“妾身曾闻白虎克夫,近二十年为夫守制,倒不是有心图那节烈名声,只是儿女尚且年幼,自然不能随意改嫁,又不愿与人私下媾和坏了子女前程,这些年一人孤寂难挨,其中滋味却是一清二楚,我也曾真心劝这儿媳早做打算,但她心意坚定,我这做婆母的,却也无法强求……”

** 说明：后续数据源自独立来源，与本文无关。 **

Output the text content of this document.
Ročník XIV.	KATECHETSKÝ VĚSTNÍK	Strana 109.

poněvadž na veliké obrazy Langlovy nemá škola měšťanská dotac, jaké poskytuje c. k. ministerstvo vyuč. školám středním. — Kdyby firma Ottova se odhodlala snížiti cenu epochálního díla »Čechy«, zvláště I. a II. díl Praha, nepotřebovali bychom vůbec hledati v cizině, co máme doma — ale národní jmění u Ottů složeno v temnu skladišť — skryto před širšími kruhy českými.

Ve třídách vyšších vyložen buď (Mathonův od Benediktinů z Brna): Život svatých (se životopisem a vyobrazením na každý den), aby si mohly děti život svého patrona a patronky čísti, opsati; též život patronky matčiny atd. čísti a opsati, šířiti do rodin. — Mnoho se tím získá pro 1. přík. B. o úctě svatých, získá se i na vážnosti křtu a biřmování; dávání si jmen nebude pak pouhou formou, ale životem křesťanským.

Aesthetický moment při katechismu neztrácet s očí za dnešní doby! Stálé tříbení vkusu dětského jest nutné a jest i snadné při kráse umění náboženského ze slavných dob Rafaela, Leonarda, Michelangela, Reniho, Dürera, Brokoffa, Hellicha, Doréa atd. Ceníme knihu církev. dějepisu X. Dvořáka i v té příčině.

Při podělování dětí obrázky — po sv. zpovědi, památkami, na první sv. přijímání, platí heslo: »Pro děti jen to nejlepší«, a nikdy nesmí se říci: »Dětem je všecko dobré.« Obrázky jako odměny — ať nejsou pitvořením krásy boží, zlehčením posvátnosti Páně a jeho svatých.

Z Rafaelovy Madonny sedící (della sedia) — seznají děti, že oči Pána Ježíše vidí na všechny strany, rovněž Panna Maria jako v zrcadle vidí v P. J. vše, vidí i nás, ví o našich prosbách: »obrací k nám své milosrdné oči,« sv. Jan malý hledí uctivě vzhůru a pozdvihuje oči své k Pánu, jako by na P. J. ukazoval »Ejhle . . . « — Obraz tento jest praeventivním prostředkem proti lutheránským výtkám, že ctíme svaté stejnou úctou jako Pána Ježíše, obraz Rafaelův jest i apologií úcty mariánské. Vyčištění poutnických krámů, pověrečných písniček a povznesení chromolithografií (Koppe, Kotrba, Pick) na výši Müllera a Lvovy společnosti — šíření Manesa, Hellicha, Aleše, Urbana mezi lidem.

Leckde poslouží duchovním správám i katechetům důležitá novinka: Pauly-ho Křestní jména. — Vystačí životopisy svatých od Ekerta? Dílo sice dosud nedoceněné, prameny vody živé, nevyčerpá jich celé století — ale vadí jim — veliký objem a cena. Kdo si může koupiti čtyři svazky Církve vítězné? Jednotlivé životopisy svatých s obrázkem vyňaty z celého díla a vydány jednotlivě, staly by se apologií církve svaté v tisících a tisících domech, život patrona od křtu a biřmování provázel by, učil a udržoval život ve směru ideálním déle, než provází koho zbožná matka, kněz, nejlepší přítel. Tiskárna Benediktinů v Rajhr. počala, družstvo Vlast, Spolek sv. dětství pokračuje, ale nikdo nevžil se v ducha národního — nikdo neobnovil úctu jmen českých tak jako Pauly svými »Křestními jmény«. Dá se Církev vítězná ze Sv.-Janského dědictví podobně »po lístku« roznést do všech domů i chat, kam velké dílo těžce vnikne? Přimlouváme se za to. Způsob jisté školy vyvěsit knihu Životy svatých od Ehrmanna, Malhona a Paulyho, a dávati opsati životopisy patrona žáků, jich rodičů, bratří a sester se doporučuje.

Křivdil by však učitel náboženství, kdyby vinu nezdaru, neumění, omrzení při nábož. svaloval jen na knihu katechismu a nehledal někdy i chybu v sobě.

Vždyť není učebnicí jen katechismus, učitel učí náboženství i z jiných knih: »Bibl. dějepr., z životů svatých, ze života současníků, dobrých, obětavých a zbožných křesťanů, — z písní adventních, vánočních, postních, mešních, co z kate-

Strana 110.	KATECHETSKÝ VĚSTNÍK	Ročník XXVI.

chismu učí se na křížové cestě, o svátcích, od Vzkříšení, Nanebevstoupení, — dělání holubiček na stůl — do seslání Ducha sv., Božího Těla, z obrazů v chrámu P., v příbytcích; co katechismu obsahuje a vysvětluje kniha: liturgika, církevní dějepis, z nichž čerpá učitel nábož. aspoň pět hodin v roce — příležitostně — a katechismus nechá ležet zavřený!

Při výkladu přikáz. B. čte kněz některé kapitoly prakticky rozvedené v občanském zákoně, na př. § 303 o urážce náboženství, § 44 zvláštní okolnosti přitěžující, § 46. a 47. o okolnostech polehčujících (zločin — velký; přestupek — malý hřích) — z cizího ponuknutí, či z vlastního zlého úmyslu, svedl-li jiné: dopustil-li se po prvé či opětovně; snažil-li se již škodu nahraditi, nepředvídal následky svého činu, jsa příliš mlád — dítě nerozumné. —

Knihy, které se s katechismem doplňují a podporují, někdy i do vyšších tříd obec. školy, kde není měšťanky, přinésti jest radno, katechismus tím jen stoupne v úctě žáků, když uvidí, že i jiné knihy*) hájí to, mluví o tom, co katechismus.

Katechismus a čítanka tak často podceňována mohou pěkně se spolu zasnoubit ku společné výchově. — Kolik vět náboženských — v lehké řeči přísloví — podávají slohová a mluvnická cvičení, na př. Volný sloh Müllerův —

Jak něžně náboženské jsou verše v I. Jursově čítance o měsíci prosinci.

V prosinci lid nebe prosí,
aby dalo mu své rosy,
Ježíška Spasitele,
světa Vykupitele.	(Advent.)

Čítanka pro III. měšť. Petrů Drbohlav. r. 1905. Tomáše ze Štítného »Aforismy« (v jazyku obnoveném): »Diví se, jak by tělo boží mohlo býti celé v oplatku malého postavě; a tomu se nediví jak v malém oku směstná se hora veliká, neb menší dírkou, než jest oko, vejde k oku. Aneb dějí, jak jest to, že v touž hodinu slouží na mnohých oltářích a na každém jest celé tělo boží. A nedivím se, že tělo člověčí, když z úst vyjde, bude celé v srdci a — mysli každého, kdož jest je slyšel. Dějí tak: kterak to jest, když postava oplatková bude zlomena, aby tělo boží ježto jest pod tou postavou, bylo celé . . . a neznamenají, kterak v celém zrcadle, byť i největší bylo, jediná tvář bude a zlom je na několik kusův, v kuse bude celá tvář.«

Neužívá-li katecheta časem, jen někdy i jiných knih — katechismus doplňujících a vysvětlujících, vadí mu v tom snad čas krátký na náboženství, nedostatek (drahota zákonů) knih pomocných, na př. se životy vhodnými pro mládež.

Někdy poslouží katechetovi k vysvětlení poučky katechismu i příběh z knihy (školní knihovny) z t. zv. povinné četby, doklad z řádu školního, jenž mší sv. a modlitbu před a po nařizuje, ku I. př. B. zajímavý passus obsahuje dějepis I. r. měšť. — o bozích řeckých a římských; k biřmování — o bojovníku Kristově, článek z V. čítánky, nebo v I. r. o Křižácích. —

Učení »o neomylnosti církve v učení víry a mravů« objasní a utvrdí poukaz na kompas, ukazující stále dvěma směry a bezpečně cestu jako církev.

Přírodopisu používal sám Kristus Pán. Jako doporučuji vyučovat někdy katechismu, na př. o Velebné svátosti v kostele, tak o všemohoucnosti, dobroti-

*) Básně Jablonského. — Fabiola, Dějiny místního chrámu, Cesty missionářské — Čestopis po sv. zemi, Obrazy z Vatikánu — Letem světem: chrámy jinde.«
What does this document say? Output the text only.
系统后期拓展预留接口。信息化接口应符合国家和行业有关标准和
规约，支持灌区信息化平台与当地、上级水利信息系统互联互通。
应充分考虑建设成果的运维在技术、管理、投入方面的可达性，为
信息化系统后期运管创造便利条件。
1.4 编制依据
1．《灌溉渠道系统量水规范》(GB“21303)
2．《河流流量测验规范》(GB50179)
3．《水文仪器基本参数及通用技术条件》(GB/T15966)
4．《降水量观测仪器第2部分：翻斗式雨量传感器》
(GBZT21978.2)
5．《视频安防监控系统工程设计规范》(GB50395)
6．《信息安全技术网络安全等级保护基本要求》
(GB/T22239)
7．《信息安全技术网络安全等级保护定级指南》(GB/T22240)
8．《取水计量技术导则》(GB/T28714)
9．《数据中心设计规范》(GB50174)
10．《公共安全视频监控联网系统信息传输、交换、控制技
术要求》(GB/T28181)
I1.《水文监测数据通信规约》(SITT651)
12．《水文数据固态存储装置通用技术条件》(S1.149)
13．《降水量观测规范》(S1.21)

        彭怜轻轻点头,“世间女子多有苦命之人,天数昭彰,确实难测……”

        “妾身倒是有幸,年届不惑,尚能得遇公子垂怜,不是公子舍身相救,只怕妾身早已身赴黄泉……”应氏心中感动,尤其彭怜舍却自身修为替她祛除沉疴宿疾,彭怜如何修为渊深是他自己造化,肯这般施舍灌注自身,总是山高海深一般恩典,她当时狠辣羞愤之下所为,如今思来,却是恍如隔世。

        “公子,翠竹那丫头这两日怎的不在房中伺候?”忽然想起一事,应氏连忙问起。

        “我怕你夜里见她尴尬,便只让她白日里伺候,晚饭后就打发去别处暂住了……”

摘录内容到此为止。